The investigative body is reportedly currently examining foreign land purchases throughout Japan. Based on the panel’s end of the year report, “the government will submit related legislation to next year’s regular session of the Diet [national legislature] to be convened in January,” the Japan Times reported on November 7, shortly after Tokyo agreed to establish the council.
At least 80 plots of land located near Japanese military installations have been purchased by either Chinese or South Korean companies over the past decade. The number of such land transactions has sharply increased in recent years, according to the panel.
“We first started closely monitoring these sales seven years ago, but the situation has become much more acute in the last few years,” the Japanese government official told the SCMP on Tuesday.

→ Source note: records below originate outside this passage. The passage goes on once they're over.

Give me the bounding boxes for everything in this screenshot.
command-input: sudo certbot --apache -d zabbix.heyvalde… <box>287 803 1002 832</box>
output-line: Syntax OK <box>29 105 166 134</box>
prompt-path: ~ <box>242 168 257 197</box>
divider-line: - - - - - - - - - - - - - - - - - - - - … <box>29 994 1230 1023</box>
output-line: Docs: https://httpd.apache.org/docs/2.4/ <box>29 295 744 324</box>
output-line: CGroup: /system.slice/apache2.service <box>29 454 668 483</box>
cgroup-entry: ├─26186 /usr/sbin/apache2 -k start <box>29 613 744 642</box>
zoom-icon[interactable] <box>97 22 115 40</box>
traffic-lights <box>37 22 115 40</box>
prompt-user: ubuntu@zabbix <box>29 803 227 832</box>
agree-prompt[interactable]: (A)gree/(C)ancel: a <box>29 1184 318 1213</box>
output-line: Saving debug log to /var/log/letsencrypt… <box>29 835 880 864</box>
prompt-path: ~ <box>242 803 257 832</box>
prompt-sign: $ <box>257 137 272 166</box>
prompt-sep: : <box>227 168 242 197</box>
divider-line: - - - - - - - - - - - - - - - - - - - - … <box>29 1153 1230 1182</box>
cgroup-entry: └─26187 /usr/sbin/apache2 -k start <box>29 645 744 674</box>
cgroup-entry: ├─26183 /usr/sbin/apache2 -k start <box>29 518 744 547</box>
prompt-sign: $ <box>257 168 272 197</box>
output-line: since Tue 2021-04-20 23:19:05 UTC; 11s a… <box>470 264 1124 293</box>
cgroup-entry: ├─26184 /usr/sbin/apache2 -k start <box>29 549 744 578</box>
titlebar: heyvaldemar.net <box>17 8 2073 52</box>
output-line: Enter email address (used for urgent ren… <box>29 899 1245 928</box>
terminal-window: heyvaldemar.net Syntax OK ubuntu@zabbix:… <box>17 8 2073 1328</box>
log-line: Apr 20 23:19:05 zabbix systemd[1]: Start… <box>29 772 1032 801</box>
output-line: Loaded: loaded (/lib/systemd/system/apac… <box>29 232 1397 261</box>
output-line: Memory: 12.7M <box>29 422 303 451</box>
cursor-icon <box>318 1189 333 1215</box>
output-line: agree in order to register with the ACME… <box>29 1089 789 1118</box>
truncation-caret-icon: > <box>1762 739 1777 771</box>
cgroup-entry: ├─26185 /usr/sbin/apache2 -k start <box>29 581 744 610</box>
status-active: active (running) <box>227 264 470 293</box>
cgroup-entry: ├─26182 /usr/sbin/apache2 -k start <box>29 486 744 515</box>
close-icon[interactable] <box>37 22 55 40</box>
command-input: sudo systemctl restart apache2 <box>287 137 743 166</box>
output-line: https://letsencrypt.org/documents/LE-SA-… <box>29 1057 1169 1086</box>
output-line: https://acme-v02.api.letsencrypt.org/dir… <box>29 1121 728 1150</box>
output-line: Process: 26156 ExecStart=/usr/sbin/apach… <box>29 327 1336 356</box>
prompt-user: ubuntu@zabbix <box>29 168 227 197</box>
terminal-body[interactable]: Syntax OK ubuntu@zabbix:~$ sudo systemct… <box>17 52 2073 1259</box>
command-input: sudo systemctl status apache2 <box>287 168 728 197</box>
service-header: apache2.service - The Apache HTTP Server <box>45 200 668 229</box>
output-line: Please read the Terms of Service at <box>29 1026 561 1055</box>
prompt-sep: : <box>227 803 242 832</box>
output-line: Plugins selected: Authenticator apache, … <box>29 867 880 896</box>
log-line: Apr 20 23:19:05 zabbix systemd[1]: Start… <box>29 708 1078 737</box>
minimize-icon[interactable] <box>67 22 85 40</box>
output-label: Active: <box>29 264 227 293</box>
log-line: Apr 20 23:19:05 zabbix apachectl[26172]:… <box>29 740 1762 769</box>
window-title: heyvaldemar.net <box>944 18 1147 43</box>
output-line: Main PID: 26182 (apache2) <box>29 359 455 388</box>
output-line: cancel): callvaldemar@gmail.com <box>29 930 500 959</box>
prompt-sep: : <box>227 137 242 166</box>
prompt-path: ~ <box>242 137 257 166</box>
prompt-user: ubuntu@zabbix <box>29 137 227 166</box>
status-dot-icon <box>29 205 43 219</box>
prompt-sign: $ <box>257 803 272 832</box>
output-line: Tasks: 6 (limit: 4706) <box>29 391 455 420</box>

A Chinese corporation in late 2016 attempted to buy nearly six acres of residential land on Japan’s remote island of Taketomi, one of the most southerly islands in the Okinawa archipelago. Taketomi is located just 100 miles from the disputed Senkaku Islands, which are ruled by Japan but claimed by China. The Taketomi town council intervened at the last minute to prevent the sale, purchasing the plot of land so that it would not fall into the hands of a foreign entity, according to the SCMP.
Elsewhere in Japan, Chinese companies have succeeded in buying strategically located land parcels. A Chinese company acquired 20 acres of forest located two miles from the Japan Air Self-Defense Force’s Chitose Air Base in Tomakomai on the island of Hokkaido in June 2014. Though the sale was reported at a local government meeting before it went through, the Chinese company managed to complete the transaction, according to the Japan Times.
Similarly, in September 2013, a South Korean company successfully bought land near Japan’s Maritime Self-Defense Force base on the island of Tsushima in Nagasaki Prefecture despite the sale being flagged for discussion beforehand by the local assembly. Tsushima is located about 30 miles from South Korea’s coast. Its close proximity to the neighboring country has long made the island a strategic military outpost for Japan’s military. Some South Koreans claim Tsushima as a Korean island.
“When the Korean investor bought the land on Tsushima we began to look into the legal issues but the additional cases have prompted these proposals,” the Japanese Cabinet Secretariat official told the SCMP on Tuesday.
“We cannot answer whether the Chinese government is behind some of these deals because it is often difficult to trace a purchase back to the real investor or find a connection to the government because there can be layers of front companies involved,” he added.